Though Klein argues the district court "erred in dismissing [her] case at the pleading stage based on the court's conjecture as to how an unsophisticated consumer would interpret a collection letter," the unsophisticated consumer test contains an "objective element of reasonableness" that "prevents liability for bizarre or idiosyncratic interpretations of collection notices." Id . at 1055-56 (concluding "as a matter of *397law" that there was no violation of § 1692e). The district court's determination was not based on conjecture. Rather, it was based on the correct objective determination that an unsophisticated consumer would not have viewed Credico's statements as false, deceptive, or misleading. See id. at 1056 ("[S]tatements that are merely 'susceptible of an ingenious misreading' do not violate the FDCPA."). Thus, Klein has not pleaded sufficient factual matter to state a plausible claim that Credico violated § 1692e by including "PROFESSIONAL DEBT COLLECTORS" and "CCB" in its letter to Klein.2

Second, Klein argues that Credico's letter violated the FDCPA because the letter was signed by Mitchell, "who [was] not licensed by the Minnesota Department of Commerce to engage in debt collection activities in Minnesota." See Minn. Stat. § 332.33. The FDCPA stipulates that "[a] debt collector may not use unfair or unconscionable means to collect or attempt to collect any debt." § 1692f. The statute lists conduct that it considers "unfair or unconscionable," and Klein argues that Mitchell's signature violates § 1692f(1), which prohibits "[t]he collection of any amount ... unless such amount is expressly authorized by the agreement creating the debt or permitted by law" because "Minnesota law requires all individual debt collectors to obtain licenses as a prerequisite to collecting consumer debts in Minnesota."

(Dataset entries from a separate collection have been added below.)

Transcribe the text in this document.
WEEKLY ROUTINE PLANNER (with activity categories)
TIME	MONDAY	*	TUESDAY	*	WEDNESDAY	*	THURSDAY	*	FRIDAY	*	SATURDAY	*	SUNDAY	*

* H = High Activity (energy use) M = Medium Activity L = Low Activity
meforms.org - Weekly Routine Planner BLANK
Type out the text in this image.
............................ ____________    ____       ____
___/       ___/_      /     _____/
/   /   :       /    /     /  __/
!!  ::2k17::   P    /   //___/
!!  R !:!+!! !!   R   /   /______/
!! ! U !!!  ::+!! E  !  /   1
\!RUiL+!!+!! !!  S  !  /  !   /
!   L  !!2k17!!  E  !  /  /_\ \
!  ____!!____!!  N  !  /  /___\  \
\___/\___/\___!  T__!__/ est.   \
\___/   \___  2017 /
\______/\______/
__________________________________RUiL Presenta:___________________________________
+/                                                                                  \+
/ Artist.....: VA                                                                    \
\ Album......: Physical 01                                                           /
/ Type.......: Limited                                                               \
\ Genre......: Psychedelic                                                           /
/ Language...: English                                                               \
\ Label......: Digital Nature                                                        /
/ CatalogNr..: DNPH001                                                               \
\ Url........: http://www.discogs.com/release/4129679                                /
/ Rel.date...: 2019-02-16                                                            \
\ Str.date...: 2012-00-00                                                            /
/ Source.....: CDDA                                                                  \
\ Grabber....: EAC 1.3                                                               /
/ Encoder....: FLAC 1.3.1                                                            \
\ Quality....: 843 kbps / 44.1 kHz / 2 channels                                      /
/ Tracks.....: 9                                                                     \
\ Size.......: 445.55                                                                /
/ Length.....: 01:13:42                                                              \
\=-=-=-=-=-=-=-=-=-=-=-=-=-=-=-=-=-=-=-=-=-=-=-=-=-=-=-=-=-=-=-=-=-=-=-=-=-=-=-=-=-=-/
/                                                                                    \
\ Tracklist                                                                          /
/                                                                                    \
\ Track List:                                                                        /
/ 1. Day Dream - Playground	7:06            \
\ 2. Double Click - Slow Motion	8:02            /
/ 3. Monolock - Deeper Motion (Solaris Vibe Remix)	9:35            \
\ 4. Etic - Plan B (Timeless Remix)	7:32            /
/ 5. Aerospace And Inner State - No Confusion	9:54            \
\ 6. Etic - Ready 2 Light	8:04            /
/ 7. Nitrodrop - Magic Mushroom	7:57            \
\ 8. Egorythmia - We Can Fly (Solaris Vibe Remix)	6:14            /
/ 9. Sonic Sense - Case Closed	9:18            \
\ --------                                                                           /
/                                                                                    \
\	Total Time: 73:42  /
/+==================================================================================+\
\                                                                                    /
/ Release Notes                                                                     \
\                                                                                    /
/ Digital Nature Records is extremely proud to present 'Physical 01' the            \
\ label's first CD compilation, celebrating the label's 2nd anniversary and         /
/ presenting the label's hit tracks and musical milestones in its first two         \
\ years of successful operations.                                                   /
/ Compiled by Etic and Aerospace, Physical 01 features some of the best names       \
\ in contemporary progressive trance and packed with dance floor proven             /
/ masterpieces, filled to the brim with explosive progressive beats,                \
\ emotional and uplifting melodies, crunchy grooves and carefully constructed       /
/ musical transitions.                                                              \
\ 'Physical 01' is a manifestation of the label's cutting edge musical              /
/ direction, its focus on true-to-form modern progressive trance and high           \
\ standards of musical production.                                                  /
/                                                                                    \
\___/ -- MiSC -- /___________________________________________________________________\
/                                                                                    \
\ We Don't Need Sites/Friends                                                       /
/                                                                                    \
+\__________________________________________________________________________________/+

But the FDCPA "was not meant to convert every violation of a state debt collection law into a federal violation." Carlson v. First Revenue Assur. , 359 F.3d 1015, 1018 (8th Cir. 2004). Here, the relevant signature was one of three signatures on the letter, and the other two signatories were both registered to collect debts in Minnesota. Further, Credico, doing business as Credit Collections Bureau, is licensed to collect debts in Minnesota, so it could legally collect the debt, and Mitchell's signature was not an unfair or unconscionable means to attempt to collect a debt. Cf. Goetze v. CRA Collections, Inc. , No. 15-3169, 2017 WL 5891693 at *3 (D. Minn. Nov. 28, 2017) (finding that the collection agency violated the FDCPA by engaging in collection activities "without first being licensed"). Thus, we agree with the district court that Klein has not pleaded sufficient factual matter to state a plausible claim that Credico violated § 1692f(1) by having Mitchell be one of the signatories to the letter.

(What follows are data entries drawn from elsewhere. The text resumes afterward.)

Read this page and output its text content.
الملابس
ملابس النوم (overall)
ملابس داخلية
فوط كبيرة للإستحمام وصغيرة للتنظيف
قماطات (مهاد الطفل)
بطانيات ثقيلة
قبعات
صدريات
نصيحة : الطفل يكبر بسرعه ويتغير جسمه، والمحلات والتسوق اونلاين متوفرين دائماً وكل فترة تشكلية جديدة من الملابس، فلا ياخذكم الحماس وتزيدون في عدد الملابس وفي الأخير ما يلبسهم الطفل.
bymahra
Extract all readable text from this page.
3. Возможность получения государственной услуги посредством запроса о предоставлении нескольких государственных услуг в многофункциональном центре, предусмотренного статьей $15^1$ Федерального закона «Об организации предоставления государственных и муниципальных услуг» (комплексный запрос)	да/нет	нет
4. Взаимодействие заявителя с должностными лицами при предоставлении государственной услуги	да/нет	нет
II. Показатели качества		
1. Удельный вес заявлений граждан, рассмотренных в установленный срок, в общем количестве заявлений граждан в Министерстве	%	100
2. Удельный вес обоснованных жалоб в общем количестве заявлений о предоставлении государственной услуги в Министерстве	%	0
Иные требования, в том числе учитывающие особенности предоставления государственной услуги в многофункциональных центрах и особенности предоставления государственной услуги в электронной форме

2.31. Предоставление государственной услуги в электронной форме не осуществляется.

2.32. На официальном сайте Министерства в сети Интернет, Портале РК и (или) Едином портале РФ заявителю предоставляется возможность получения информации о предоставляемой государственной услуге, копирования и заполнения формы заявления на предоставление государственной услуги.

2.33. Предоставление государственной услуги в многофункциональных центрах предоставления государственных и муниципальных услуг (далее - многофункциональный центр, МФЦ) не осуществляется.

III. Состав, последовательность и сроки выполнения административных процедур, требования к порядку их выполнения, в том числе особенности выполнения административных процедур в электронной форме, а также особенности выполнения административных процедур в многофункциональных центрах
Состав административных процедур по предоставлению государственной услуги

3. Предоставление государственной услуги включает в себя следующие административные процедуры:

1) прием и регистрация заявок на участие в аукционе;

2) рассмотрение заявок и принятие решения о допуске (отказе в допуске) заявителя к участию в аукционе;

Finally, Klein argues that Credico improperly attempted "to collect prejudgment interest" because Minnesota Statute section 549.09 does not allow the recovery of pre-judgment interest here. She claims this attempt also violated § 1692f(1). Credico's letter said, "When suit is filed, it could result in a judgment against you and that judgment could include ... pre-judgment interest." Credico agrees that it could not have collected pre-judgment interest under section 549.09. Instead, Credico says it could seek pre-judgment interest pursuant to Minnesota Statute section 334.01.

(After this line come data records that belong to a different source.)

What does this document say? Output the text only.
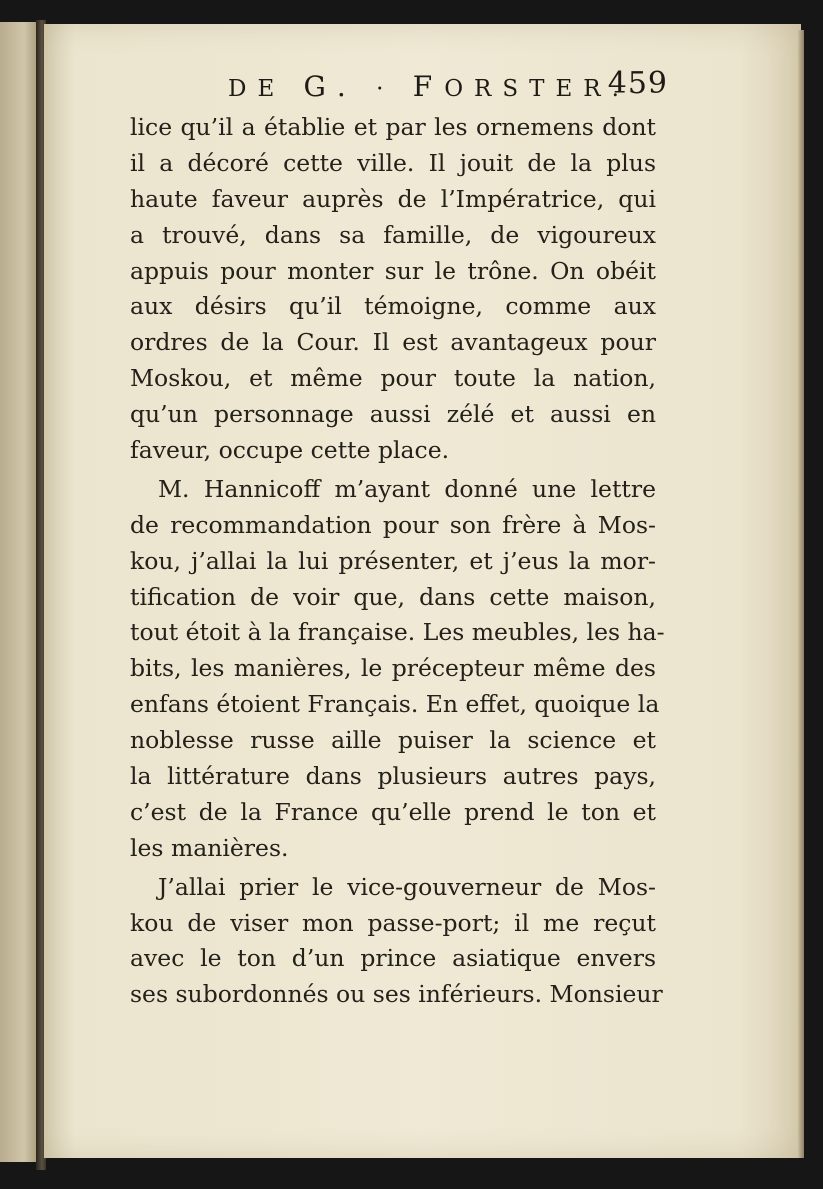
DE G. · FORSTER.
459
lice qu’il a établie et par les ornemens dont
il a décoré cette ville. Il jouit de la plus
haute faveur auprès de l’Impératrice, qui
a trouvé, dans sa famille, de vigoureux
appuis pour monter sur le trône. On obéit
aux désirs qu’il témoigne, comme aux
ordres de la Cour. Il est avantageux pour
Moskou, et même pour toute la nation,
qu’un personnage aussi zélé et aussi en
faveur, occupe cette place.
M. Hannicoff m’ayant donné une lettre
de recommandation pour son frère à Mos-
kou, j’allai la lui présenter, et j’eus la mor-
tification de voir que, dans cette maison,
tout étoit à la française. Les meubles, les ha-
bits, les manières, le précepteur même des
enfans étoient Français. En effet, quoique la
noblesse russe aille puiser la science et
la littérature dans plusieurs autres pays,
c’est de la France qu’elle prend le ton et
les manières.
J’allai prier le vice-gouverneur de Mos-
kou de viser mon passe-port; il me reçut
avec le ton d’un prince asiatique envers
ses subordonnés ou ses inférieurs. Monsieur
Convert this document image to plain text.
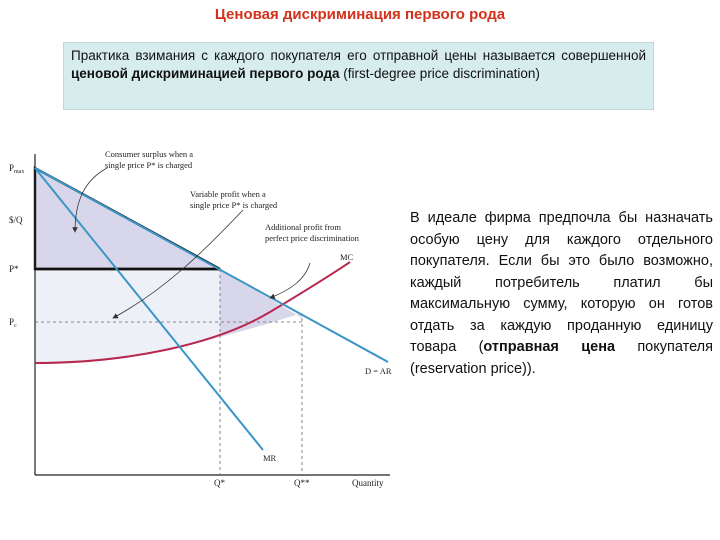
Ценовая дискриминация первого рода
Практика взимания с каждого покупателя его отправной цены называется совершенной ценовой дискриминацией первого рода (first-degree price discrimination)
Consumer surplus when a
single price P* is charged
Variable profit when a
single price P* is charged
Additional profit from
perfect price discrimination
$P_{max}$
$/Q
P*
$P_c$
Q*	Q**	Quantity
MC
D = AR
MR
В идеале фирма предпочла бы назначать особую цену для каждого отдельного покупателя. Если бы это было возможно, каждый потребитель платил бы максимальную сумму, которую он готов отдать за каждую проданную единицу товара (отправная цена покупателя (reservation price)).
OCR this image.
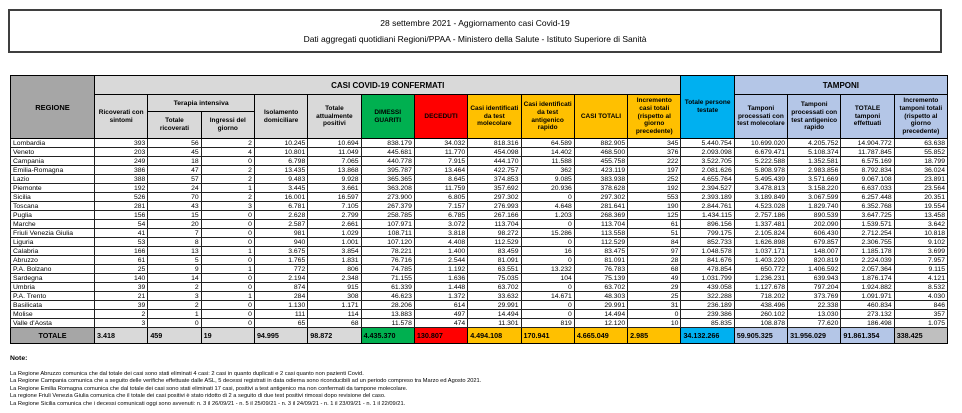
28 settembre 2021 - Aggiornamento casi Covid-19
Dati aggregati quotidiani Regioni/PPAA - Ministero della Salute - Istituto Superiore di Sanità
REGIONE	CASI COVID-19 CONFERMATI											Totale persone testate	TAMPONI			
	Ricoverati con sintomi	Terapia intensiva		Isolamento domiciliare	Totale attualmente positivi	DIMESSI GUARITI	DECEDUTI	Casi identificati da test molecolare	Casi identificati da test antigenico rapido	CASI TOTALI	Incremento casi totali (rispetto al giorno precedente)		Tamponi processati con test molecolare	Tamponi processati con test antigenico rapido	TOTALE tamponi effettuati	Incremento tamponi totali (rispetto al giorno precedente)
		Totale ricoverati	Ingressi del giorno													
Lombardia	393	56	2	10.245	10.694	838.179	34.032	818.316	64.589	882.905	345	5.440.754	10.699.020	4.205.752	14.904.772	63.638
Veneto	203	45	4	10.801	11.049	445.681	11.770	454.098	14.402	468.500	376	2.093.098	6.679.471	5.108.374	11.787.845	55.852
Campania	249	18	0	6.798	7.065	440.778	7.915	444.170	11.588	455.758	222	3.522.705	5.222.588	1.352.581	6.575.169	18.799
Emilia-Romagna	386	47	2	13.435	13.868	395.787	13.464	422.757	362	423.119	197	2.081.626	5.808.978	2.983.856	8.792.834	36.024
Lazio	388	57	2	9.483	9.928	365.365	8.645	374.853	9.085	383.938	252	4.655.764	5.495.439	3.571.669	9.067.108	23.891
Piemonte	192	24	1	3.445	3.661	363.208	11.759	357.692	20.936	378.628	192	2.394.527	3.478.813	3.158.220	6.637.033	23.564
Sicilia	526	70	2	16.001	16.597	273.900	6.805	297.302	0	297.302	553	2.393.189	3.189.849	3.067.599	6.257.448	20.351
Toscana	281	43	3	6.781	7.105	267.379	7.157	276.993	4.648	281.641	190	2.844.761	4.523.028	1.829.740	6.352.768	19.554
Puglia	156	15	0	2.628	2.799	258.785	6.785	267.166	1.203	268.369	125	1.434.115	2.757.186	890.539	3.647.725	13.458
Marche	54	20	0	2.587	2.661	107.971	3.072	113.704	0	113.704	61	896.156	1.337.481	202.090	1.539.571	3.642
Friuli Venezia Giulia	41	7	0	981	1.029	108.711	3.818	98.272	15.286	113.558	51	799.175	2.105.824	606.430	2.712.254	10.818
Liguria	53	8	0	940	1.001	107.120	4.408	112.529	0	112.529	84	852.733	1.626.898	679.857	2.306.755	9.102
Calabria	166	13	1	3.675	3.854	78.221	1.400	83.459	16	83.475	97	1.048.578	1.037.171	148.007	1.185.178	3.699
Abruzzo	61	5	0	1.765	1.831	76.716	2.544	81.091	0	81.091	28	841.676	1.403.220	820.819	2.224.039	7.957
P.A. Bolzano	25	9	1	772	806	74.785	1.192	63.551	13.232	76.783	68	478.854	650.772	1.406.592	2.057.364	9.115
Sardegna	140	14	0	2.194	2.348	71.155	1.636	75.035	104	75.139	49	1.031.799	1.236.231	639.943	1.876.174	4.121
Umbria	39	2	0	874	915	61.339	1.448	63.702	0	63.702	29	439.058	1.127.678	797.204	1.924.882	8.532
P.A. Trento	21	3	1	284	308	46.623	1.372	33.632	14.671	48.303	25	322.288	718.202	373.769	1.091.971	4.030
Basilicata	39	2	0	1.130	1.171	28.206	614	29.991	0	29.991	31	236.189	438.496	22.338	460.834	846
Molise	2	1	0	111	114	13.883	497	14.494	0	14.494	0	239.386	260.102	13.030	273.132	357
Valle d'Aosta	3	0	0	65	68	11.578	474	11.301	819	12.120	10	85.835	108.878	77.620	186.498	1.075
TOTALE	3.418	459	19	94.995	98.872	4.435.370	130.807	4.494.108	170.941	4.665.049	2.985	34.132.266	59.905.325	31.956.029	91.861.354	338.425
Note:
La Regione Abruzzo comunica che dal totale dei casi sono stati eliminati 4 casi: 2 casi in quanto duplicati e 2 casi quanto non pazienti Covid.
La Regione Campania comunica che a seguito delle verifiche effettuate dalle ASL, 5 decessi registrati in data odierna sono riconducibili ad un periodo compreso tra Marzo ed Agosto 2021.
La Regione Emilia Romagna comunica che dal totale dei casi sono stati eliminati 17 casi, positivi a test antigenico ma non confermati da tampone molecolare.
La regione Friuli Venezia Giulia comunica che il totale dei casi positivi è stato ridotto di 2 a seguito di due test positivi rimossi dopo revisione del caso.
La Regione Sicilia comunica che i decessi comunicati oggi sono avvenuti: n. 3 il 26/09/21 - n. 5 il 25/09/21 - n. 3 il 24/09/21 - n. 1 il 23/09/21 - n. 1 il 22/09/21.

The district court properly concluded that Minnesota law does not prohibit Credico from seeking pre-judgment interest. We observed in Hill v. Accounts Receivable Servs., LLC that the Minnesota Supreme Court has not yet decided whether *398section 334.01 allows for the recovery of pre-judgment interest in a case such as this. 888 F.3d at 346. We also determined that "the text of § 334.01 does not prohibit" recovering pre-judgment interest. Id . Thus, because it was not false to suggest that Credico could collect pre-judgment interest, we conclude that Klein has not pleaded sufficient factual matter to state a plausible claim that Credico violated § 1692f(1).

For the foregoing reasons, we affirm the district court's dismissal.